We can use logical operators to select elements in a vector or matrix. When we test a logical condition on a vector, R returns a logical vector of the same length as the original vector. This logical vector can be used to index the original vector. For example, if we have a vector of numbers and we want to select only the numbers that are greater than 5, we can use the following code:

vec <- c(1, 6, 3, 8, 2, 9)
vec > 5
[1] FALSE  TRUE FALSE  TRUE FALSE  TRUE
vec[vec > 5]
[1] 6 8 9

This can also be applied to matrices,

# initialize matrix with ones on the diagonal
m <- matrix(
  c(1, 2, 3,
    2, 1, 2,
    4, 2, 1),
  nrow = 3,
  byrow = TRUE)
# Test the elementwise condition m is equal to one
m == 1
      [,1]  [,2]  [,3]
[1,]  TRUE FALSE FALSE
[2,] FALSE  TRUE FALSE
[3,] FALSE FALSE  TRUE
# Selecting elements in m based on a condition
m[m > 1]
[1] 2 4 2 2 3 2
# Selecting elements in m based on multiple conditions
m[m > 1 & m < 3]
[1] 2 2 2 2

Testing a condition returns another matrix of the same size, showing where the condition is true. Selecting elements returns the elements matching the statement.

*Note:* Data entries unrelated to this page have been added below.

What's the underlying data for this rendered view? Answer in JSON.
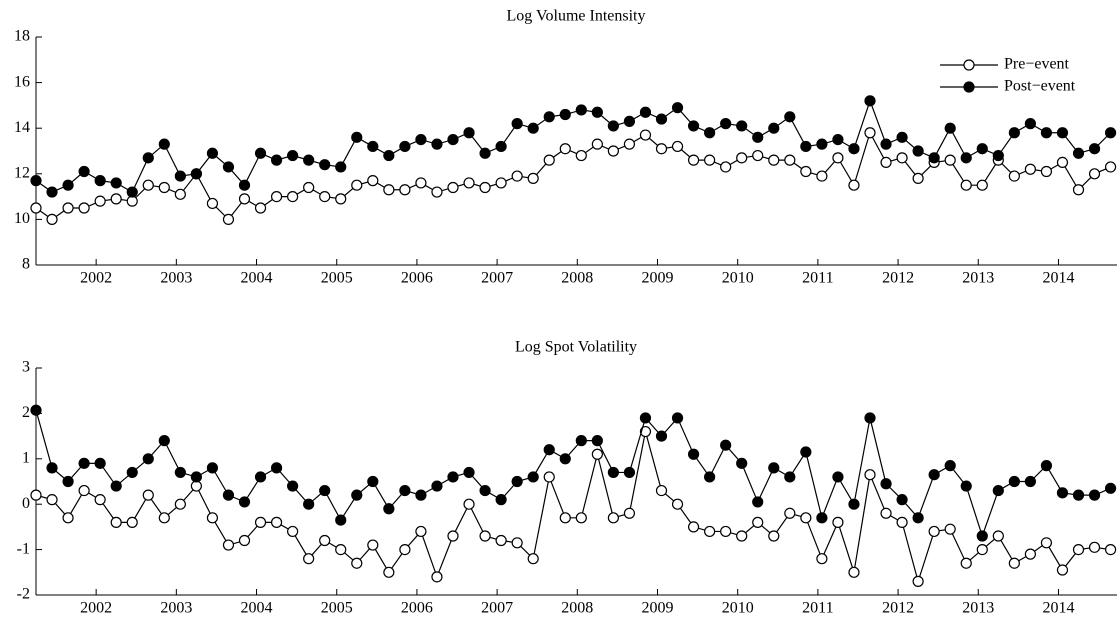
{
  "chart_data": [
    {
      "type": "line",
      "title": "Log Volume Intensity",
      "x": [
        2001.25,
        2001.45,
        2001.65,
        2001.85,
        2002.05,
        2002.25,
        2002.45,
        2002.65,
        2002.85,
        2003.05,
        2003.25,
        2003.45,
        2003.65,
        2003.85,
        2004.05,
        2004.25,
        2004.45,
        2004.65,
        2004.85,
        2005.05,
        2005.25,
        2005.45,
        2005.65,
        2005.85,
        2006.05,
        2006.25,
        2006.45,
        2006.65,
        2006.85,
        2007.05,
        2007.25,
        2007.45,
        2007.65,
        2007.85,
        2008.05,
        2008.25,
        2008.45,
        2008.65,
        2008.85,
        2009.05,
        2009.25,
        2009.45,
        2009.65,
        2009.85,
        2010.05,
        2010.25,
        2010.45,
        2010.65,
        2010.85,
        2011.05,
        2011.25,
        2011.45,
        2011.65,
        2011.85,
        2012.05,
        2012.25,
        2012.45,
        2012.65,
        2012.85,
        2013.05,
        2013.25,
        2013.45,
        2013.65,
        2013.85,
        2014.05,
        2014.25,
        2014.45,
        2014.65
      ],
      "series": [
        {
          "name": "Pre−event",
          "color": "#000000",
          "marker_fill": "#ffffff",
          "values": [
            10.5,
            10.0,
            10.5,
            10.5,
            10.8,
            10.9,
            10.8,
            11.5,
            11.4,
            11.1,
            12.0,
            10.7,
            10.0,
            10.9,
            10.5,
            11.0,
            11.0,
            11.4,
            11.0,
            10.9,
            11.5,
            11.7,
            11.3,
            11.3,
            11.6,
            11.2,
            11.4,
            11.6,
            11.4,
            11.6,
            11.9,
            11.8,
            12.6,
            13.1,
            12.8,
            13.3,
            13.0,
            13.3,
            13.7,
            13.1,
            13.2,
            12.6,
            12.6,
            12.3,
            12.7,
            12.8,
            12.6,
            12.6,
            12.1,
            11.9,
            12.7,
            11.5,
            13.8,
            12.5,
            12.7,
            11.8,
            12.5,
            12.6,
            11.5,
            11.5,
            12.6,
            11.9,
            12.2,
            12.1,
            12.5,
            11.3,
            12.0,
            12.3
          ]
        },
        {
          "name": "Post−event",
          "color": "#000000",
          "marker_fill": "#000000",
          "values": [
            11.7,
            11.2,
            11.5,
            12.1,
            11.7,
            11.6,
            11.2,
            12.7,
            13.3,
            11.9,
            12.0,
            12.9,
            12.3,
            11.5,
            12.9,
            12.6,
            12.8,
            12.6,
            12.4,
            12.3,
            13.6,
            13.2,
            12.8,
            13.2,
            13.5,
            13.3,
            13.5,
            13.8,
            12.9,
            13.2,
            14.2,
            14.0,
            14.5,
            14.6,
            14.8,
            14.7,
            14.1,
            14.3,
            14.7,
            14.4,
            14.9,
            14.1,
            13.8,
            14.2,
            14.1,
            13.6,
            14.0,
            14.5,
            13.2,
            13.3,
            13.5,
            13.1,
            15.2,
            13.3,
            13.6,
            13.0,
            12.7,
            14.0,
            12.7,
            13.1,
            12.8,
            13.8,
            14.2,
            13.8,
            13.8,
            12.9,
            13.1,
            13.8
          ]
        }
      ],
      "xlim": [
        2001.25,
        2014.73
      ],
      "xticks": [
        2002,
        2003,
        2004,
        2005,
        2006,
        2007,
        2008,
        2009,
        2010,
        2011,
        2012,
        2013,
        2014
      ],
      "ylim": [
        8,
        18
      ],
      "yticks": [
        8,
        10,
        12,
        14,
        16,
        18
      ],
      "legend": "upper right"
    },
    {
      "type": "line",
      "title": "Log Spot Volatility",
      "x": [
        2001.25,
        2001.45,
        2001.65,
        2001.85,
        2002.05,
        2002.25,
        2002.45,
        2002.65,
        2002.85,
        2003.05,
        2003.25,
        2003.45,
        2003.65,
        2003.85,
        2004.05,
        2004.25,
        2004.45,
        2004.65,
        2004.85,
        2005.05,
        2005.25,
        2005.45,
        2005.65,
        2005.85,
        2006.05,
        2006.25,
        2006.45,
        2006.65,
        2006.85,
        2007.05,
        2007.25,
        2007.45,
        2007.65,
        2007.85,
        2008.05,
        2008.25,
        2008.45,
        2008.65,
        2008.85,
        2009.05,
        2009.25,
        2009.45,
        2009.65,
        2009.85,
        2010.05,
        2010.25,
        2010.45,
        2010.65,
        2010.85,
        2011.05,
        2011.25,
        2011.45,
        2011.65,
        2011.85,
        2012.05,
        2012.25,
        2012.45,
        2012.65,
        2012.85,
        2013.05,
        2013.25,
        2013.45,
        2013.65,
        2013.85,
        2014.05,
        2014.25,
        2014.45,
        2014.65
      ],
      "series": [
        {
          "color": "#000000",
          "marker_fill": "#ffffff",
          "values": [
            0.2,
            0.1,
            -0.3,
            0.3,
            0.1,
            -0.4,
            -0.4,
            0.2,
            -0.3,
            0.0,
            0.4,
            -0.3,
            -0.9,
            -0.8,
            -0.4,
            -0.4,
            -0.6,
            -1.2,
            -0.8,
            -1.0,
            -1.3,
            -0.9,
            -1.5,
            -1.0,
            -0.6,
            -1.6,
            -0.7,
            0.0,
            -0.7,
            -0.8,
            -0.85,
            -1.2,
            0.6,
            -0.3,
            -0.3,
            1.1,
            -0.3,
            -0.2,
            1.6,
            0.3,
            0.0,
            -0.5,
            -0.6,
            -0.6,
            -0.7,
            -0.4,
            -0.7,
            -0.2,
            -0.3,
            -1.2,
            -0.4,
            -1.5,
            0.65,
            -0.2,
            -0.4,
            -1.7,
            -0.6,
            -0.55,
            -1.3,
            -1.0,
            -0.7,
            -1.3,
            -1.1,
            -0.85,
            -1.45,
            -1.0,
            -0.95,
            -1.0
          ]
        },
        {
          "color": "#000000",
          "marker_fill": "#000000",
          "values": [
            2.07,
            0.8,
            0.5,
            0.9,
            0.9,
            0.4,
            0.7,
            1.0,
            1.4,
            0.7,
            0.6,
            0.8,
            0.2,
            0.05,
            0.6,
            0.8,
            0.4,
            0.0,
            0.3,
            -0.35,
            0.2,
            0.5,
            -0.1,
            0.3,
            0.2,
            0.4,
            0.6,
            0.7,
            0.3,
            0.1,
            0.5,
            0.6,
            1.2,
            1.0,
            1.4,
            1.4,
            0.7,
            0.7,
            1.9,
            1.5,
            1.9,
            1.1,
            0.6,
            1.3,
            0.9,
            0.05,
            0.8,
            0.6,
            1.15,
            -0.3,
            0.6,
            0.0,
            1.9,
            0.45,
            0.1,
            -0.3,
            0.65,
            0.85,
            0.4,
            -0.7,
            0.3,
            0.5,
            0.5,
            0.85,
            0.25,
            0.2,
            0.2,
            0.35
          ]
        }
      ],
      "xlim": [
        2001.25,
        2014.73
      ],
      "xticks": [
        2002,
        2003,
        2004,
        2005,
        2006,
        2007,
        2008,
        2009,
        2010,
        2011,
        2012,
        2013,
        2014
      ],
      "ylim": [
        -2,
        3
      ],
      "yticks": [
        -2,
        -1,
        0,
        1,
        2,
        3
      ]
    }
  ]
}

1.10.3 Conditional statements in R

Logical operators are useful to compare objects but the real power of logical operators shows when combined with conditional statements. Conditional statements allow you to execute different parts of the code based on logical conditions. In R, you can use ifelse for conditional assignment:

is_raining <- TRUE
# IF(is_raining) THEN bring umbrella ELSE leave umbrella
ifelse(is_raining, "bring umbrella", "leave umbrella")
[1] "bring umbrella"
is_raining <- FALSE
ifelse(is_raining, "bring umbrella", "leave umbrella")
[1] "leave umbrella"

ifelse is useful when transforming objects, as you will learn more about later in the course.

In this course we will often talk about functions, inputs, parameters and arguments, and outputs, so having an idea of these concepts is useful, even if you don’t need to write them yourself (you are of course free to try!).